Hello my name is Jeana. I am 31 and ever a child inside. This is a story about my life right now. This is true and I can't explain why I had such a need to write this.
As I sit here and type this I realize something inside feels like it's missing. There are things blocked from my memories I can't explain. When did this start happening? So much sorrow and pain in my mind. It feels as though The Doctor is involved somehow.
Yesterday, it seems like ages ago. My memories refuse to return. Here I am in my house in California but I am thinking about being in space surrounded by stars, planets, beings I don't remember. Sometimes there seems to be someone or something watching me. In the corner of my eye there's movement. I know what I would normally think. It doesn't feel like an ominous being though. It could be them but why would they bother with me. Sure I'm weird and possibly know too much but I would've found a way to let myself know.
Maybe this is me slipping into madness. That doesn't sound too bad. I know I won't hurt anyone. I'm still sane enough to realize I have a family that I love who loves me back. I believe though, in a possibility, that we live in a parallel place from where I started. I used to think I didn't belong here but it's close enough to my original universe that I go unnoticed for the most part. I don't know if anyone else feels like this but the world seems big enough for that to happen.
Once when I was little I remember seeing what I thought was a ghost. The weird thing is I could only see the back of it and it was on fire. The fire was blue and it looked like the back of a man. Strange note something fell in the kitchen without anyone near it just now. The hair on the back of my neck is trying to stand up but it's too long. Wonder who knocked it over. I am not alone, I guess it's still here. Back to my story the ghost thing happened and it was at night in the kitchen. Why is it always the kitchen? Thankfully it isn't the bathroom or I might never go in there again. I tried to tell my parents but they didn't listen, they usually don't.
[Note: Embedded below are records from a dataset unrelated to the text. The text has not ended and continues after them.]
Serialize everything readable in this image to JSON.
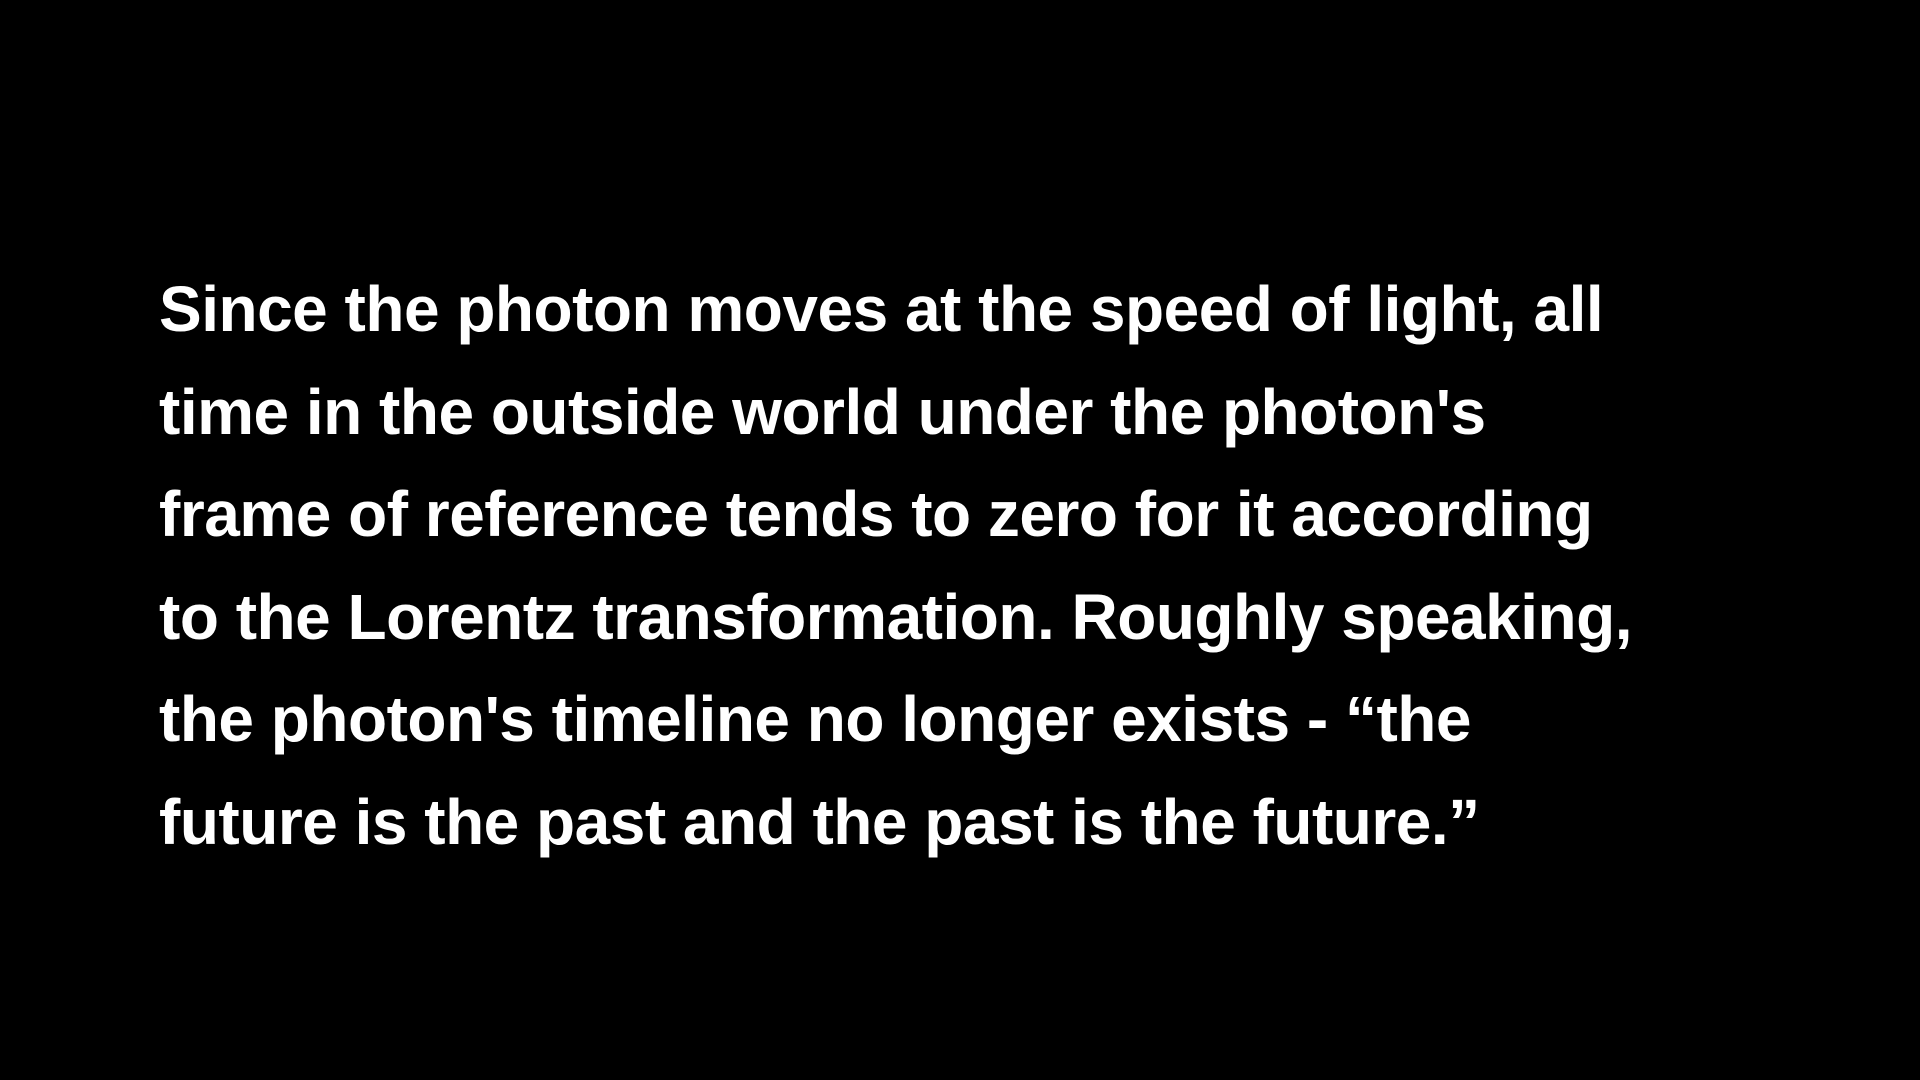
{
  "slide": {
    "background_color": "#000000",
    "text_color": "#ffffff",
    "lines": [
      "Since the photon moves at the speed of light, all",
      "time in the outside world under the photon's",
      "frame of reference tends to zero for it according",
      "to the Lorentz transformation. Roughly speaking,",
      "the photon's timeline no longer exists - “the",
      "future is the past and the past is the future.”"
    ]
  }
}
Through the years I had different things that I can't explain happen around me. Not too many people in my life understood me at all.
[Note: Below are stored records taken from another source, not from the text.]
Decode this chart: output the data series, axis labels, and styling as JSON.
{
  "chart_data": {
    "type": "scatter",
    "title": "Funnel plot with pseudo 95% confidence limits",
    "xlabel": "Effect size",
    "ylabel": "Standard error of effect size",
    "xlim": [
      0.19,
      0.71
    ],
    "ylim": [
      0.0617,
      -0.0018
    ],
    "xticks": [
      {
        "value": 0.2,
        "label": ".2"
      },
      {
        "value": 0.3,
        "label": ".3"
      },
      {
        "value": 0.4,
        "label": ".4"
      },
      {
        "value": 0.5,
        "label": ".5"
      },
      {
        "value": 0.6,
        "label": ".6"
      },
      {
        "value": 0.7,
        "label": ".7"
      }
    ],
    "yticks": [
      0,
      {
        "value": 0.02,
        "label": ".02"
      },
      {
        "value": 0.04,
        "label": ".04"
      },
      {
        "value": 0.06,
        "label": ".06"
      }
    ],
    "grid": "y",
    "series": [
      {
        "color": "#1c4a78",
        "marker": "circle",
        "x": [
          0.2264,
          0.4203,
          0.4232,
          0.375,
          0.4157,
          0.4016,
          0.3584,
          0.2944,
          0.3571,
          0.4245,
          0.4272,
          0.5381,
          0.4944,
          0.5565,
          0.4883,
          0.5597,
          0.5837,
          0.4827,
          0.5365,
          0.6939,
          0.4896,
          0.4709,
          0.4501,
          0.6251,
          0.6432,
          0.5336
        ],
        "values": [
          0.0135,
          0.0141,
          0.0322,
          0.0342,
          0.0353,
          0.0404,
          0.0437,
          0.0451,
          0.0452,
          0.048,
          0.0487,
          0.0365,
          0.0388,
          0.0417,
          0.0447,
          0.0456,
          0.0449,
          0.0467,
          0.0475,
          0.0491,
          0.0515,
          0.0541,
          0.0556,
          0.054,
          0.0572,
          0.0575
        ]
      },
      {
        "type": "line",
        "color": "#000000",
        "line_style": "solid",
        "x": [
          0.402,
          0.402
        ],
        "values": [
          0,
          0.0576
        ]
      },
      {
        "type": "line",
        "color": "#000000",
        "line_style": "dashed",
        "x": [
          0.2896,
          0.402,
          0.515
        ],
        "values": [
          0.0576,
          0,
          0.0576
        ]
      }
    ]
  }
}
I had started watchin Doctor Who after I had gotten cancer in 2011. It is amazing and I love the show. I am eccentric and shy and you don't care about me and that's ok. I just wanted to tell someone before something bad consumes me. I don't believe death is an end but it is something that changes us. Consciousness is a form of energy and energy cannot die. I have felt that sometimes I can see through The Doctors eyes. I remember things as though it was I who was lonely and traveling with a pink and yello human or flying through the vortex with The Tardis, seeing all of space and time in the untempered schism. I know that sounds crazy. I feel like I am missing a heart. This feeling doesn't go away. I don't think I am The Doctor but maybe he was imprinted on my soul for a purpose. I will find out someday, I think.